If the authoring process is finished, coded video data stored in the fixed-type storage apparatus are divided into clips, which are the recording units, and recorded on an information storage medium. Also, subtitle data for subtitles added to video data contained in the clip are recorded in a separate area. Further, font data needed to convert the subtitle data into graphic data is recorded in a separate area.
The video data is divided into reproducing units that are continuously reproducible, and usually, this reproducing unit includes a plurality of clips. As an embodiment, the size of subtitle data, which are overlappable with a video image included in one reproducing unit and is output, is limited to be less than a size when the data for a plurality of languages is all added to the subtitle data. Alternatively, subtitle data, which should be overlapped with a video image included in one reproducing unit, is divided into language sets with which a language change is continuously performable when video data is reproduced. Subtitle data included in one reproducing unit includes a plurality of language sets and the size of subtitle data included in one language set, plus data for a plurality of languages, is limited to less than a size.

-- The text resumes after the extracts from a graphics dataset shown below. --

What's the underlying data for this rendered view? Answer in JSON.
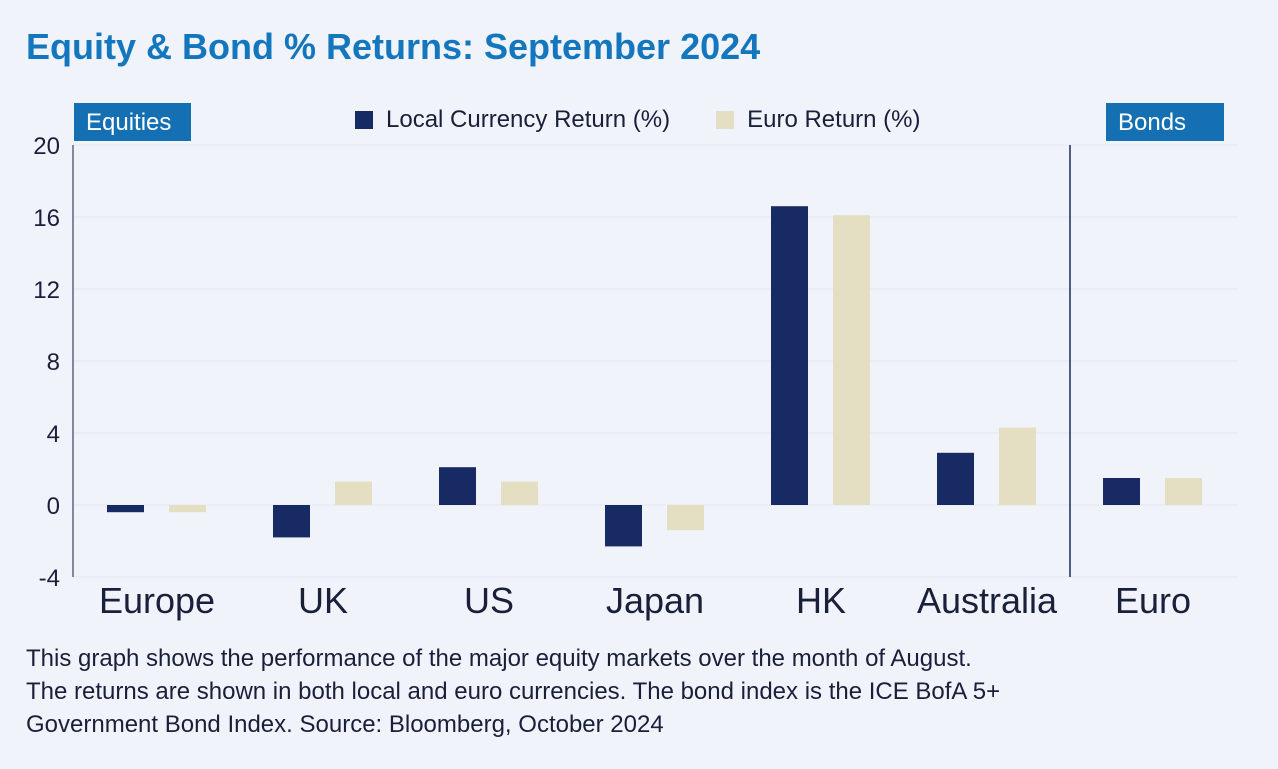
{
  "title": "Equity & Bond % Returns: September 2024",
  "section_labels": {
    "equities": "Equities",
    "bonds": "Bonds"
  },
  "colors": {
    "local": "#172a63",
    "euro": "#e4dfc3",
    "title": "#1477be",
    "tag_bg": "#1570b3",
    "background": "#f0f3fa",
    "grid": "#e3e7f0"
  },
  "caption": [
    "This graph shows the performance of the major equity markets over the month of August.",
    "The returns are shown in both local and euro currencies. The bond index is the ICE BofA 5+",
    "Government Bond Index. Source: Bloomberg, October 2024"
  ],
  "chart_data": {
    "type": "bar",
    "title": "Equity & Bond % Returns: September 2024",
    "xlabel": "",
    "ylabel": "",
    "categories": [
      "Europe",
      "UK",
      "US",
      "Japan",
      "HK",
      "Australia",
      "Euro"
    ],
    "series": [
      {
        "name": "Local Currency Return (%)",
        "values": [
          -0.4,
          -1.8,
          2.1,
          -2.3,
          16.6,
          2.9,
          1.5
        ]
      },
      {
        "name": "Euro Return (%)",
        "values": [
          -0.4,
          1.3,
          1.3,
          -1.4,
          16.1,
          4.3,
          1.5
        ]
      }
    ],
    "ylim": [
      -4,
      20
    ],
    "yticks": [
      20,
      16,
      12,
      8,
      4,
      0,
      -4
    ],
    "grid": true,
    "legend_position": "top-center",
    "divider_after_category": "Australia"
  }
}
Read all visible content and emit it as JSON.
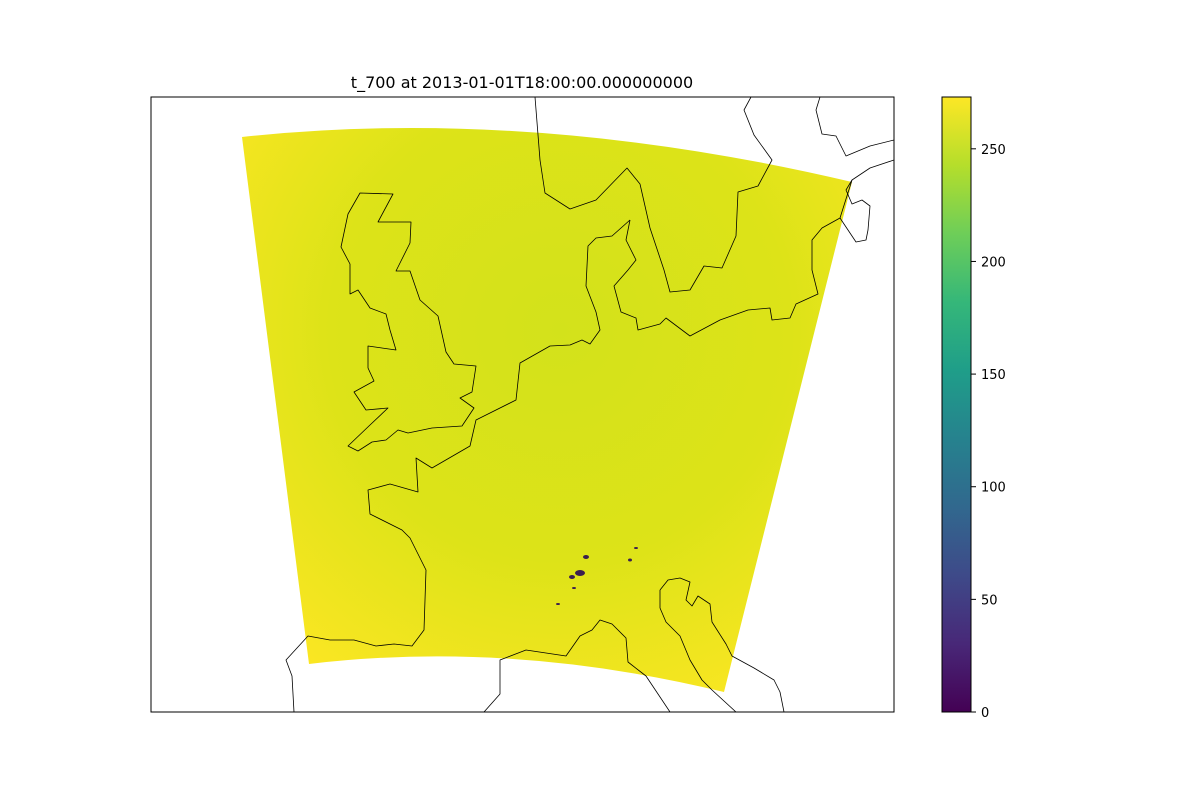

The subtitle data includes character codes using Unicode and the data form actually recorded is codable by UTF-8 or UTF-16.
Video data, subtitle data for subtitles, and font data recorded in the fixed-type storage apparatus are temporarily stored in the buffer and are recorded on an information storage medium by the writer. The CPU executes a software program controlling each device so that these functions are performed in order.
As described above, according to the above-described embodiments of the present invention, text data for multi-language
subtitles are made to be a text file and then recorded in a space separate from AV streams such that more diverse subtitle are providable to users and a recording space arrangement is conveniently performable.
Font data for this are made to have a minimum size by collecting characters needed for the subtitle text and are stored separately in an information storage medium and used.
Although a few embodiments of the present invention have been shown and described, the present invention is not limited to the disclosed embodiments. Rather, it would be appreciated by those skilled in the art that changes may be made in this embodiment without departing from the principles and spirit of the invention, the scope of which is defined in the claims and their equivalents.
Industrial Applicability The present invention is applicable to fields related to recording and reproduction of moving pictures, particularly in fields in which text data of multiple languages must be provided while reproducing moving pictures.